The TriMedx Foundation will host its 7th annual Mission on the Greens golf tournament September 24, at the Bridgewater Club in Carmel, Ind. All proceeds help send biomedical technicians to developing countries to repair broken medical equipment.

TriMedx, the health equipment management company, formally established the TriMedx Foundation in 2004, after being contacted by Hospital Sacre Coeur in Haiti about donated medical equipment that had been badly damaged during travel. Right away, TriMedx saw an urgent need for functional medical equipment in underserved areas and has since supported 80 mission projects in 21 countries across the globe.

“Getting the equipment is not necessarily the difficult part, it’s what do you do when you get it,” says Mary Owen, director of the TriMedx Foundation.

Doctors and nurses frequently visit poor nations to provide much needed care, but biomedical technicians are pretty much nonexistent, according to Owen. The World Health Organization reports that roughly 70 percent of medical equipment in these countries is unusable, so equipment repair services and medical technology support that volunteers provide becomes a direct link to adequate health care services for individuals.

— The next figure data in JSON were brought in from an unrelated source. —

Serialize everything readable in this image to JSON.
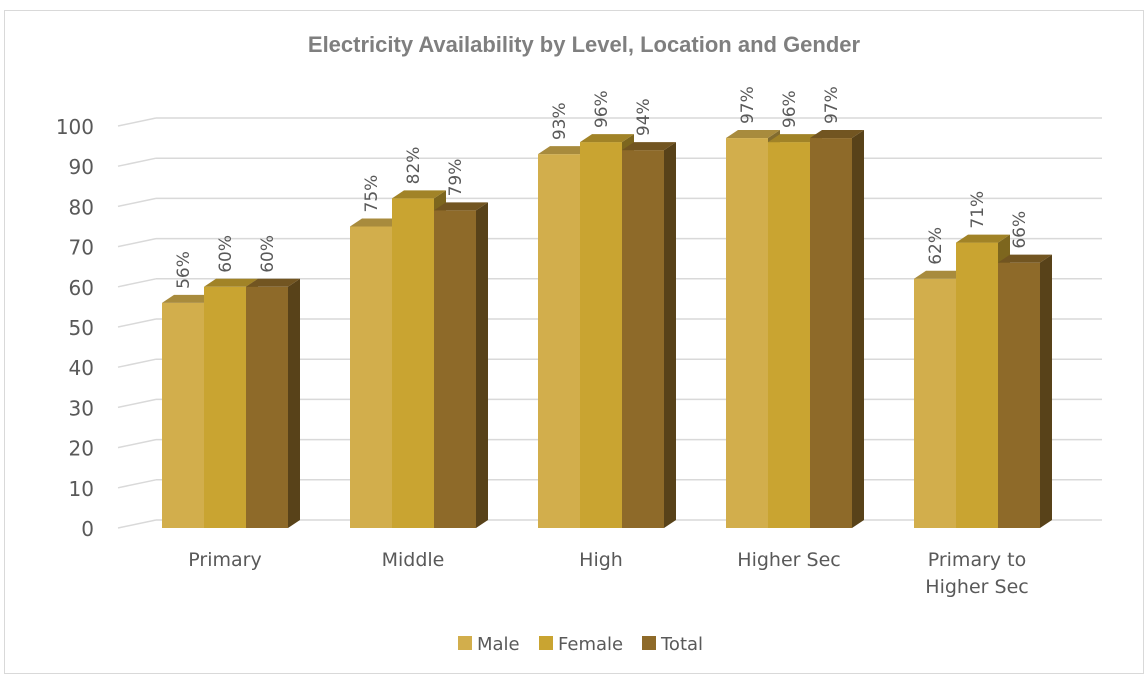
{
  "chart_data": {
    "type": "bar",
    "title": "Electricity Availability by Level, Location and Gender",
    "categories": [
      "Primary",
      "Middle",
      "High",
      "Higher Sec",
      "Primary to Higher Sec"
    ],
    "category_lines": [
      [
        "Primary"
      ],
      [
        "Middle"
      ],
      [
        "High"
      ],
      [
        "Higher Sec"
      ],
      [
        "Primary to",
        "Higher Sec"
      ]
    ],
    "series": [
      {
        "name": "Male",
        "values": [
          56,
          75,
          93,
          97,
          62
        ],
        "labels": [
          "56%",
          "75%",
          "93%",
          "97%",
          "62%"
        ],
        "color": "#d2ae4c"
      },
      {
        "name": "Female",
        "values": [
          60,
          82,
          96,
          96,
          71
        ],
        "labels": [
          "60%",
          "82%",
          "96%",
          "96%",
          "71%"
        ],
        "color": "#c9a431"
      },
      {
        "name": "Total",
        "values": [
          60,
          79,
          94,
          97,
          66
        ],
        "labels": [
          "60%",
          "79%",
          "94%",
          "97%",
          "66%"
        ],
        "color": "#8e6a29"
      }
    ],
    "yticks": [
      "0",
      "10",
      "20",
      "30",
      "40",
      "50",
      "60",
      "70",
      "80",
      "90",
      "100"
    ],
    "ylim": [
      0,
      100
    ],
    "grid": true,
    "legend_position": "bottom",
    "style": "3d-clustered-column"
  }
}
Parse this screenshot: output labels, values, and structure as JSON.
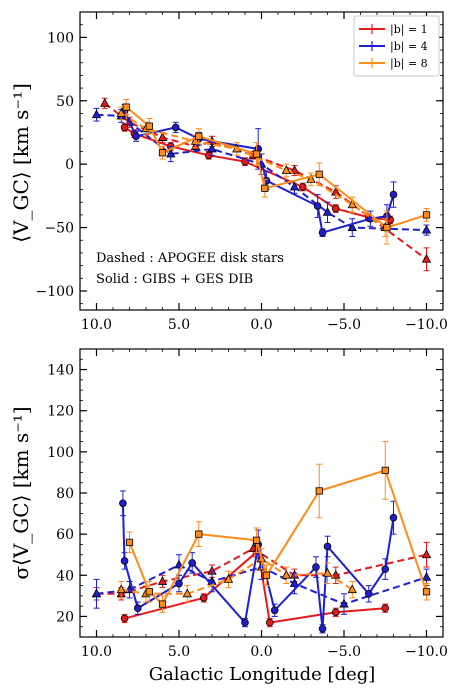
{
  "chart_data": [
    {
      "type": "line",
      "ylabel": "⟨V_GC⟩ [km s⁻¹]",
      "xlim": [
        11,
        -11
      ],
      "ylim": [
        -115,
        120
      ],
      "xticks": [
        10,
        5,
        0,
        -5,
        -10
      ],
      "xtick_labels": [
        "10.0",
        "5.0",
        "0.0",
        "−5.0",
        "−10.0"
      ],
      "yticks": [
        -100,
        -50,
        0,
        50,
        100
      ],
      "ytick_labels": [
        "−100",
        "−50",
        "0",
        "50",
        "100"
      ],
      "legend": {
        "placement": "top-right",
        "entries": [
          "|b| = 1",
          "|b| = 4",
          "|b| = 8"
        ]
      },
      "annotations": [
        "Dashed :  APOGEE disk stars",
        "Solid :  GIBS + GES DIB"
      ],
      "series": [
        {
          "name": "|b| = 1",
          "color": "#e41a1c",
          "style": "dashed",
          "marker": "triangle",
          "group": "APOGEE",
          "x": [
            9.5,
            8.0,
            6.0,
            4.0,
            3.0,
            0.5,
            -2.0,
            -4.5,
            -10.0
          ],
          "y": [
            48,
            33,
            21,
            14,
            18,
            7,
            -5,
            -22,
            -75
          ],
          "err": [
            4,
            4,
            4,
            4,
            4,
            3,
            4,
            5,
            9
          ]
        },
        {
          "name": "|b| = 1",
          "color": "#e41a1c",
          "style": "solid",
          "marker": "circle",
          "group": "GIBS+GES",
          "x": [
            8.3,
            7.7,
            5.5,
            3.2,
            1.0,
            -2.5,
            -4.5,
            -6.5,
            -7.8
          ],
          "y": [
            29,
            24,
            14,
            7,
            2,
            -18,
            -35,
            -42,
            -44
          ],
          "err": [
            3,
            3,
            3,
            3,
            3,
            3,
            3,
            3,
            3
          ]
        },
        {
          "name": "|b| = 4",
          "color": "#1f1fcf",
          "style": "dashed",
          "marker": "triangle",
          "group": "APOGEE",
          "x": [
            10.0,
            8.5,
            5.5,
            3.0,
            0.0,
            -2.0,
            -4.0,
            -5.5,
            -10.0
          ],
          "y": [
            39,
            38,
            8,
            12,
            0,
            -18,
            -38,
            -50,
            -52
          ],
          "err": [
            5,
            5,
            6,
            5,
            8,
            5,
            8,
            7,
            4
          ]
        },
        {
          "name": "|b| = 4",
          "color": "#1f1fcf",
          "style": "solid",
          "marker": "circle",
          "group": "GIBS+GES",
          "x": [
            8.3,
            7.6,
            5.2,
            3.8,
            0.2,
            -0.3,
            -3.4,
            -3.7,
            -6.6,
            -7.6,
            -8.0
          ],
          "y": [
            42,
            22,
            29,
            20,
            12,
            -13,
            -33,
            -54,
            -43,
            -41,
            -24
          ],
          "err": [
            5,
            4,
            4,
            5,
            16,
            7,
            9,
            3,
            6,
            9,
            10
          ]
        },
        {
          "name": "|b| = 8",
          "color": "#ff8c1a",
          "style": "dashed",
          "marker": "triangle",
          "group": "APOGEE",
          "x": [
            8.5,
            7.0,
            4.0,
            1.5,
            -1.5,
            -3.0,
            -5.5,
            -7.5
          ],
          "y": [
            40,
            28,
            18,
            12,
            -5,
            -12,
            -32,
            -50
          ],
          "err": [
            5,
            5,
            5,
            5,
            5,
            5,
            6,
            7
          ]
        },
        {
          "name": "|b| = 8",
          "color": "#ff8c1a",
          "style": "solid",
          "marker": "square",
          "group": "GIBS+GES",
          "x": [
            8.2,
            6.8,
            6.0,
            3.8,
            0.3,
            -0.2,
            -3.5,
            -7.6,
            -10.0
          ],
          "y": [
            45,
            30,
            9,
            22,
            8,
            -19,
            -8,
            -50,
            -40
          ],
          "err": [
            6,
            6,
            5,
            6,
            9,
            7,
            9,
            13,
            5
          ]
        }
      ]
    },
    {
      "type": "line",
      "xlabel": "Galactic Longitude [deg]",
      "ylabel": "σ⟨V_GC⟩ [km s⁻¹]",
      "xlim": [
        11,
        -11
      ],
      "ylim": [
        10,
        150
      ],
      "xticks": [
        10,
        5,
        0,
        -5,
        -10
      ],
      "xtick_labels": [
        "10.0",
        "5.0",
        "0.0",
        "−5.0",
        "−10.0"
      ],
      "yticks": [
        20,
        40,
        60,
        80,
        100,
        120,
        140
      ],
      "ytick_labels": [
        "20",
        "40",
        "60",
        "80",
        "100",
        "120",
        "140"
      ],
      "series": [
        {
          "name": "|b| = 1",
          "color": "#e41a1c",
          "style": "dashed",
          "marker": "triangle",
          "x": [
            10.0,
            8.5,
            6.0,
            3.0,
            0.5,
            -2.0,
            -4.5,
            -10.0
          ],
          "y": [
            31,
            31,
            37,
            42,
            53,
            40,
            40,
            50
          ],
          "err": [
            3,
            3,
            3,
            3,
            4,
            3,
            4,
            6
          ]
        },
        {
          "name": "|b| = 1",
          "color": "#e41a1c",
          "style": "solid",
          "marker": "circle",
          "x": [
            8.3,
            3.5,
            0.2,
            -0.5,
            -4.5,
            -7.5
          ],
          "y": [
            19,
            29,
            52,
            17,
            22,
            24
          ],
          "err": [
            2,
            2,
            3,
            2,
            2,
            2
          ]
        },
        {
          "name": "|b| = 4",
          "color": "#1f1fcf",
          "style": "dashed",
          "marker": "triangle",
          "x": [
            10.0,
            8.0,
            5.0,
            3.0,
            0.0,
            -2.0,
            -5.0,
            -10.0
          ],
          "y": [
            31,
            33,
            45,
            37,
            44,
            36,
            26,
            39
          ],
          "err": [
            7,
            4,
            5,
            5,
            6,
            5,
            5,
            4
          ]
        },
        {
          "name": "|b| = 4",
          "color": "#1f1fcf",
          "style": "solid",
          "marker": "circle",
          "x": [
            8.4,
            8.3,
            7.5,
            5.0,
            4.2,
            1.0,
            0.2,
            -0.8,
            -3.3,
            -3.7,
            -4.0,
            -6.5,
            -7.5,
            -8.0
          ],
          "y": [
            75,
            47,
            24,
            36,
            46,
            17,
            55,
            23,
            44,
            14,
            54,
            31,
            43,
            68
          ],
          "err": [
            6,
            4,
            3,
            4,
            5,
            2,
            7,
            3,
            5,
            2,
            5,
            4,
            5,
            8
          ]
        },
        {
          "name": "|b| = 8",
          "color": "#ff8c1a",
          "style": "dashed",
          "marker": "triangle",
          "x": [
            8.5,
            7.0,
            4.5,
            2.0,
            0.0,
            -1.5,
            -4.0,
            -5.5
          ],
          "y": [
            33,
            31,
            31,
            38,
            48,
            40,
            41,
            33
          ],
          "err": [
            4,
            4,
            4,
            4,
            5,
            4,
            5,
            4
          ]
        },
        {
          "name": "|b| = 8",
          "color": "#ff8c1a",
          "style": "solid",
          "marker": "square",
          "x": [
            8.0,
            6.8,
            6.0,
            3.8,
            0.3,
            -0.3,
            -3.5,
            -7.5,
            -10.0
          ],
          "y": [
            56,
            32,
            26,
            60,
            57,
            40,
            81,
            91,
            32
          ],
          "err": [
            5,
            5,
            4,
            6,
            6,
            5,
            13,
            14,
            4
          ]
        }
      ]
    }
  ]
}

According to Owen, the kinds of equipment in need of repair can range from basic lab equipment that diagnoses life-threatening diseases like AIDS and Malaria, to high-end X-ray machines donated to large mission hospitals from an OEM like Philips.

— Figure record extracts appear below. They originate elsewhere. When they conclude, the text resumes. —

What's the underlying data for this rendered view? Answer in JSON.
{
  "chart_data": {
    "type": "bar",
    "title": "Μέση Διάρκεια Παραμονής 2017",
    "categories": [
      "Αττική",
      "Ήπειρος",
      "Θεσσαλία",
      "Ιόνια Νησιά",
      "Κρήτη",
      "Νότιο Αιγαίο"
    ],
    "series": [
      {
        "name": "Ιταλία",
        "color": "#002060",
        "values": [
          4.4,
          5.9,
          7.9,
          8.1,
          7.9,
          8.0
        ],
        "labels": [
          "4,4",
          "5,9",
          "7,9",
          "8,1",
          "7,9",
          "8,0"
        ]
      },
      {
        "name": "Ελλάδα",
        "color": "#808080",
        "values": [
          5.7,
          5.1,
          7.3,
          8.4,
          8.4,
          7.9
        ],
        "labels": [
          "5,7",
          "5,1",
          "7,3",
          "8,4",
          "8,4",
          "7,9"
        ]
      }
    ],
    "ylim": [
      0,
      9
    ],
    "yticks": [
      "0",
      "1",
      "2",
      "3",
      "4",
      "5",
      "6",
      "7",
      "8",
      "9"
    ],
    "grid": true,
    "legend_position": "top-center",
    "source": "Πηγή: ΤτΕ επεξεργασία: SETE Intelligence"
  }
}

The target sites are hospitals and clinics that are the primary medical service in the area, and ideally they have a U.S. sponsor that can help with support and travel logistics. “We want to serve those organizations that are serving the poor. This year alone we’ve been to Tanzania, Kenya, Haiti and Honduras and we continue to evaluate requests as they come in,” says Owen.

The golf outing that helps fund these annual trips, sponsored this year by First Call Parts, has attracted as many as 31 foursomes in the past. According to Owen, there’s been some first-time interest this year from various biomedical association groups to come out and play.